En reprenant in extenso la formule employée en 2013, la troisième chambre civile confirme la dissociation qu’avait opéré le juge des conflits de l'implantation irrégulière d'ouvrages publics de la notion de voie de fait, celle-ci étant vue comme une exception, ne pouvant exister « que dans la mesure où l'administration soit a procédé à l'exécution forcée, dans des conditions irrégulières, d'une décision, même régulière, portant atteinte à la liberté individuelle ou aboutissant à l'extinction d'un droit de propriété, soit a pris une décision qui a les mêmes effets d'atteinte à la liberté individuelle ou d'extinction d'un droit de propriété et qui est manifestement insusceptible d'être rattachée à un pouvoir appartenant à l'autorité administrative ».
Le rappel de cette double exigence conduit à considérer que « l'implantation, même sans titre, d'un ouvrage public sur le terrain d'une personne privée ne procède pas d'un acte manifestement insusceptible de se rattacher à un pouvoir dont dispose l'administration ». L'éventuelle exécution, sans titre, de travaux sur une propriété privée ne pourra plus être considérée comme une voie de fait. Une atteinte au droit de propriété n’est désormais constitutive d’une voie de fait qu’à la condition d’emporter extinction de ce droit, ce qu’en l’espèce, la création d’une servitude au bénéfice de la société RTE et le versement d’une juste indemnisation en contrepartie de cette charge empêchaient de caractériser (V. T. confl., 18 mars 2013 ).

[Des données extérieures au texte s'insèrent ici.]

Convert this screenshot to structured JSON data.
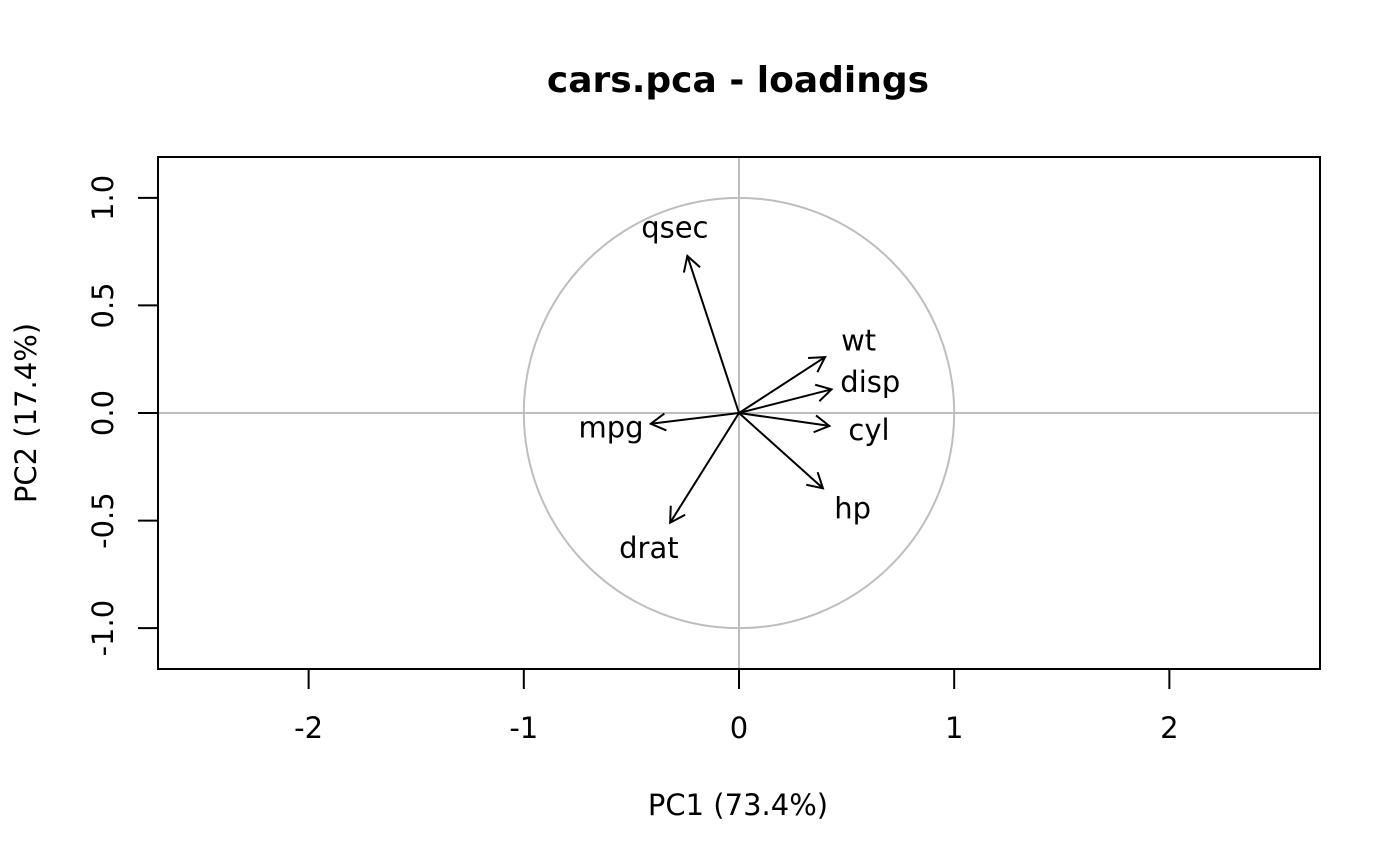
{
  "chart_data": {
    "type": "scatter",
    "subtype": "pca-loadings-biplot",
    "title": "cars.pca - loadings",
    "xlabel": "PC1 (73.4%)",
    "ylabel": "PC2 (17.4%)",
    "xlim": [
      -2.7,
      2.7
    ],
    "ylim": [
      -1.19,
      1.19
    ],
    "x_ticks": [
      -2,
      -1,
      0,
      1,
      2
    ],
    "x_tick_labels": [
      "-2",
      "-1",
      "0",
      "1",
      "2"
    ],
    "y_ticks": [
      -1.0,
      -0.5,
      0.0,
      0.5,
      1.0
    ],
    "y_tick_labels": [
      "-1.0",
      "-0.5",
      "0.0",
      "0.5",
      "1.0"
    ],
    "grid": false,
    "reference_lines": {
      "x": 0,
      "y": 0,
      "color": "#bebebe"
    },
    "unit_circle": {
      "radius": 1,
      "color": "#bebebe"
    },
    "arrow_color": "#000000",
    "loadings": [
      {
        "name": "mpg",
        "x": -0.41,
        "y": -0.05
      },
      {
        "name": "cyl",
        "x": 0.42,
        "y": -0.06
      },
      {
        "name": "disp",
        "x": 0.43,
        "y": 0.11
      },
      {
        "name": "hp",
        "x": 0.39,
        "y": -0.35
      },
      {
        "name": "drat",
        "x": -0.32,
        "y": -0.51
      },
      {
        "name": "wt",
        "x": 0.4,
        "y": 0.26
      },
      {
        "name": "qsec",
        "x": -0.24,
        "y": 0.73
      }
    ]
  }
}
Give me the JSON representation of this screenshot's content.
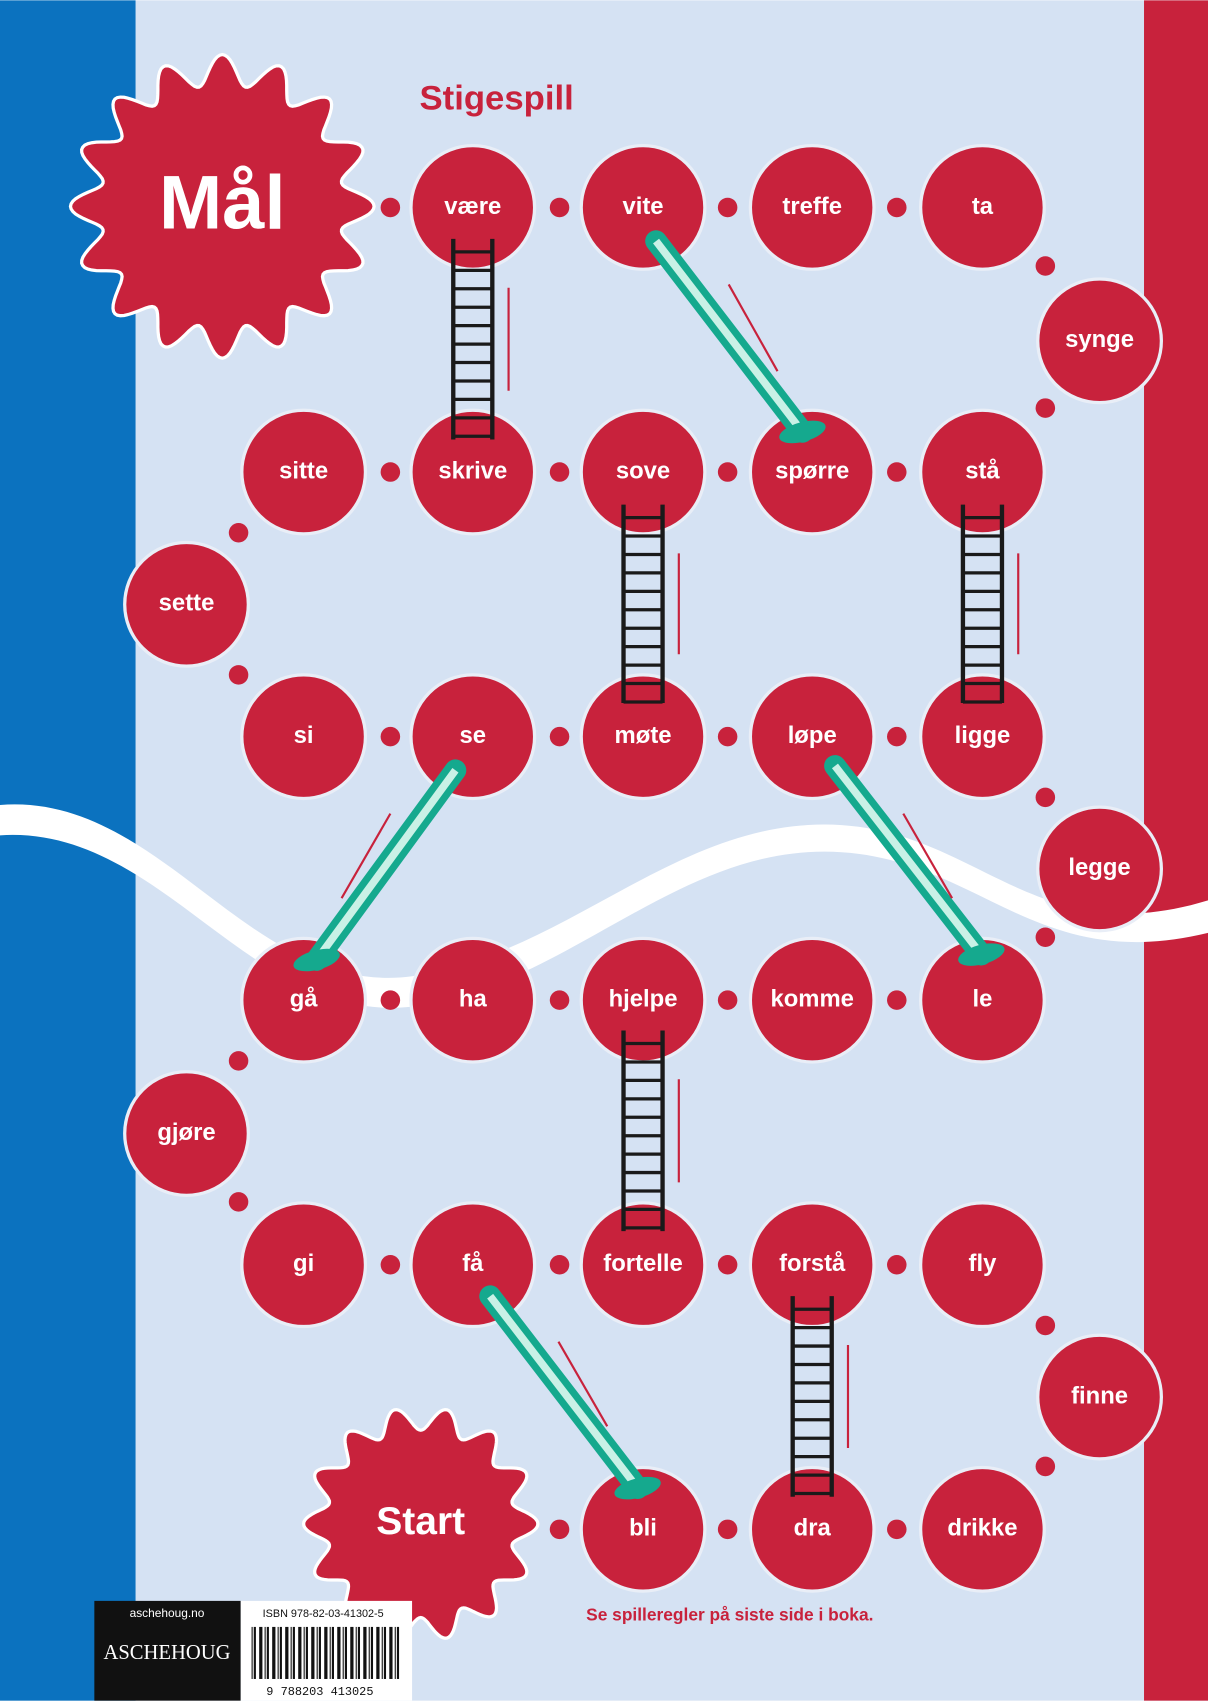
{
  "title": "Stigespill",
  "goal": "Mål",
  "start": "Start",
  "cells": [
    "være",
    "vite",
    "treffe",
    "ta",
    "synge",
    "sitte",
    "skrive",
    "sove",
    "spørre",
    "stå",
    "sette",
    "si",
    "se",
    "møte",
    "løpe",
    "ligge",
    "legge",
    "gå",
    "ha",
    "hjelpe",
    "komme",
    "le",
    "gjøre",
    "gi",
    "få",
    "fortelle",
    "forstå",
    "fly",
    "finne",
    "bli",
    "dra",
    "drikke"
  ],
  "rules_note": "Se spilleregler på siste side i boka.",
  "publisher": {
    "url": "aschehoug.no",
    "name": "ASCHEHOUG",
    "isbn": "ISBN 978-82-03-41302-5",
    "barcode": "9 788203 413025"
  }
}
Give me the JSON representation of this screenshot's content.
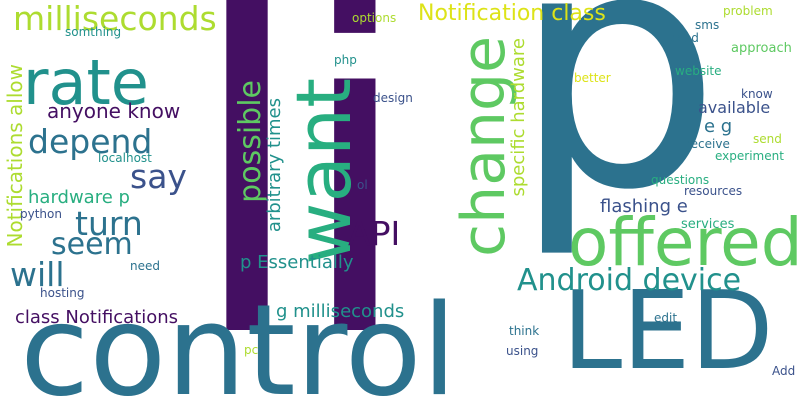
{
  "palette": {
    "purple": "#440f62",
    "navy": "#3b528b",
    "teal": "#2c728e",
    "cyan": "#21918c",
    "green": "#28ae80",
    "lightgreen": "#5ec962",
    "lime": "#addc30",
    "yellow": "#dde318",
    "background": "#ffffff"
  },
  "words": {
    "li": "li",
    "p": "p",
    "control": "control",
    "led": "LED",
    "want": "want",
    "offered": "offered",
    "change": "change",
    "rate": "rate",
    "milliseconds": "milliseconds",
    "android_device": "Android device",
    "notification_class": "Notification class",
    "depend": "depend",
    "anyone_know": "anyone know",
    "possible": "possible",
    "say": "say",
    "turn": "turn",
    "seem": "seem",
    "will": "will",
    "api": "API",
    "notifications_allow": "Notifications allow",
    "arbitrary_times": "arbitrary times",
    "specific_hardware": "specific hardware",
    "hardware_p": "hardware p",
    "p_essentially": "p Essentially",
    "class_notifications": "class Notifications",
    "g_milliseconds": "g milliseconds",
    "flashing_e": "flashing e",
    "available": "available",
    "e_g": "e g",
    "somthing": "somthing",
    "options": "options",
    "sms": "sms",
    "problem": "problem",
    "good": "good",
    "approach": "approach",
    "php": "php",
    "website": "website",
    "better": "better",
    "design": "design",
    "know": "know",
    "send": "send",
    "receive": "receive",
    "experiment": "experiment",
    "localhost": "localhost",
    "ol": "ol",
    "questions": "questions",
    "resources": "resources",
    "python": "python",
    "services": "services",
    "need": "need",
    "hosting": "hosting",
    "edit": "edit",
    "think": "think",
    "pc": "pc",
    "using": "using",
    "add": "Add"
  }
}
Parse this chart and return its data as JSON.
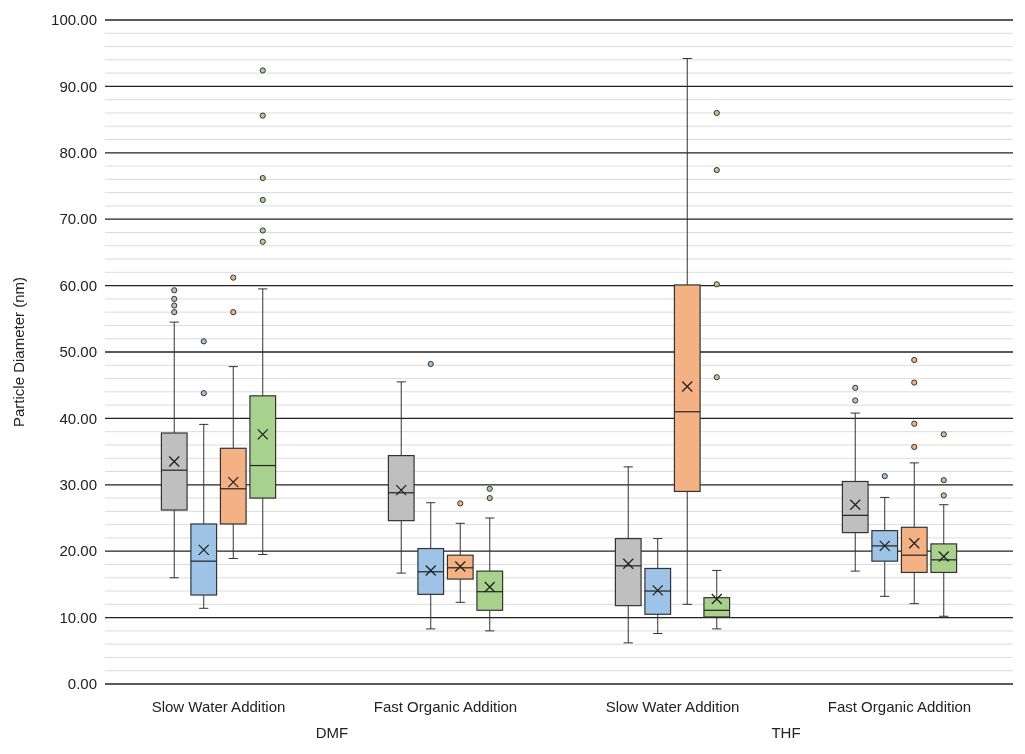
{
  "chart_data": {
    "type": "box",
    "ylabel": "Particle Diameter (nm)",
    "categories": [
      "Slow Water Addition",
      "Fast Organic Addition",
      "Slow Water Addition",
      "Fast Organic Addition"
    ],
    "annotations": [
      "DMF",
      "THF"
    ],
    "ylim": [
      0,
      100
    ],
    "yticks": [
      {
        "value": 0,
        "label": "0.00"
      },
      {
        "value": 10,
        "label": "10.00"
      },
      {
        "value": 20,
        "label": "20.00"
      },
      {
        "value": 30,
        "label": "30.00"
      },
      {
        "value": 40,
        "label": "40.00"
      },
      {
        "value": 50,
        "label": "50.00"
      },
      {
        "value": 60,
        "label": "60.00"
      },
      {
        "value": 70,
        "label": "70.00"
      },
      {
        "value": 80,
        "label": "80.00"
      },
      {
        "value": 90,
        "label": "90.00"
      },
      {
        "value": 100,
        "label": "100.00"
      }
    ],
    "grid": "y",
    "series": [
      {
        "color": "#bfbfbf",
        "boxes": [
          {
            "low": 16,
            "q1": 26.2,
            "median": 32.2,
            "q3": 37.8,
            "high": 54.5,
            "mean": 33.5,
            "outliers": [
              56,
              57,
              58,
              59.3
            ]
          },
          {
            "low": 16.7,
            "q1": 24.6,
            "median": 28.8,
            "q3": 34.4,
            "high": 45.5,
            "mean": 29.2
          },
          {
            "low": 6.2,
            "q1": 11.8,
            "median": 17.8,
            "q3": 21.9,
            "high": 32.7,
            "mean": 18.1
          },
          {
            "low": 17,
            "q1": 22.8,
            "median": 25.4,
            "q3": 30.5,
            "high": 40.8,
            "mean": 27,
            "outliers": [
              42.7,
              44.6
            ]
          }
        ]
      },
      {
        "color": "#9dc3e6",
        "boxes": [
          {
            "low": 11.4,
            "q1": 13.4,
            "median": 18.5,
            "q3": 24.1,
            "high": 39.1,
            "mean": 20.2,
            "outliers": [
              43.8,
              51.6
            ]
          },
          {
            "low": 8.3,
            "q1": 13.5,
            "median": 16.9,
            "q3": 20.4,
            "high": 27.3,
            "mean": 17.1,
            "outliers": [
              48.2
            ]
          },
          {
            "low": 7.6,
            "q1": 10.5,
            "median": 14,
            "q3": 17.4,
            "high": 21.9,
            "mean": 14.1
          },
          {
            "low": 13.2,
            "q1": 18.5,
            "median": 20.8,
            "q3": 23.1,
            "high": 28.1,
            "mean": 20.8,
            "outliers": [
              31.3
            ]
          }
        ]
      },
      {
        "color": "#f4b183",
        "boxes": [
          {
            "low": 18.9,
            "q1": 24.1,
            "median": 29.4,
            "q3": 35.5,
            "high": 47.8,
            "mean": 30.4,
            "outliers": [
              56,
              61.2
            ]
          },
          {
            "low": 12.3,
            "q1": 15.8,
            "median": 17.5,
            "q3": 19.4,
            "high": 24.2,
            "mean": 17.7,
            "outliers": [
              27.2
            ]
          },
          {
            "low": 12,
            "q1": 29,
            "median": 41,
            "q3": 60.1,
            "high": 94.2,
            "mean": 44.8
          },
          {
            "low": 12.1,
            "q1": 16.8,
            "median": 19.4,
            "q3": 23.6,
            "high": 33.3,
            "mean": 21.2,
            "outliers": [
              35.7,
              39.2,
              45.4,
              48.8
            ]
          }
        ]
      },
      {
        "color": "#a9d18e",
        "boxes": [
          {
            "low": 19.5,
            "q1": 28,
            "median": 32.9,
            "q3": 43.4,
            "high": 59.5,
            "mean": 37.6,
            "outliers": [
              66.6,
              68.3,
              72.9,
              76.2,
              85.6,
              92.4
            ]
          },
          {
            "low": 8,
            "q1": 11.1,
            "median": 13.9,
            "q3": 17,
            "high": 25,
            "mean": 14.6,
            "outliers": [
              28,
              29.4
            ]
          },
          {
            "low": 8.3,
            "q1": 10.1,
            "median": 11.1,
            "q3": 13,
            "high": 17.1,
            "mean": 12.8,
            "outliers": [
              46.2,
              60.2,
              77.4,
              86
            ]
          },
          {
            "low": 10.2,
            "q1": 16.8,
            "median": 18.7,
            "q3": 21.1,
            "high": 27,
            "mean": 19.2,
            "outliers": [
              28.4,
              30.7,
              37.6
            ]
          }
        ]
      }
    ]
  }
}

L'implantation irrégulière d'ouvrages publics relevant ainsi nécessairement d’un pouvoir reconnu à l'administration ne pouvant aboutir, à elle seule, à l'extinction du droit de propriété, la Cour soustrait de tels agissements de l'administration au champ de la voie de fait pour les réintégrer dans la catégorie des illégalités que l'action administrative de droit commun est en droit de porter au droit de propriété privée : servant de support à des activités de service public, les ouvrages public relèvent nécessairement des attributions des personnes publiques en sorte que leur implantation procède du pouvoir légitime dont disposent ces personnes publiques. En cessant d'être constitutive d'une voie de fait, l'implantation irrégulière d'un ouvrage public réintègre le règlement des litiges qui en résultent dans le contentieux administratif de droit commun. La compétence judiciaire se cantonne donc à l'hypothèse d'une dépossession définitive d'une propriété immobilière, seule à même d’emporter « l’extinction » du droit de propriété, le juge administratif devenant seul compétent pour réparer les dommages causés par les dépossessions temporaires, alors que le contentieux des ouvrages publics mal implantés se partageait jadis entre les deux ordres de juridictions, selon qu’il s’apparentait à une voie de fait ou à une emprise irrégulière, ce que d’aucuns regrettent pour la défense de certains droits ou libertés, dont le droit de propriété, dont la protection était supposée mieux assurée par le juge judiciaire (B. Seiller. Sur l’ensemble de la question, V. S. Traoré).
Civ. 3e, 11 mars 2015, n° 13-24.133
Références
■ Civ. 1re , 14 nov. 2012, n° 11-24.234.
■ T. confl., 17 juin 2013, n° 3911.
■.T. confl., 6 mai 2002, n° 3287.
■ T. confl., 18 mars 2013 ; n° 3897, AJDA 2013. 658.
■ O. Renard-Payen, Contrôle par la Cour de cassation de la gravité de l'atteinte portée à un droit de propriété par l'administration, constitutive de voie de fait, JCP Adm. 18 févr. 2013, n° 8.
■ B. Seiller, La voie de fait, en voie de disparition de fait ?; RJEP 2013, comm. 38.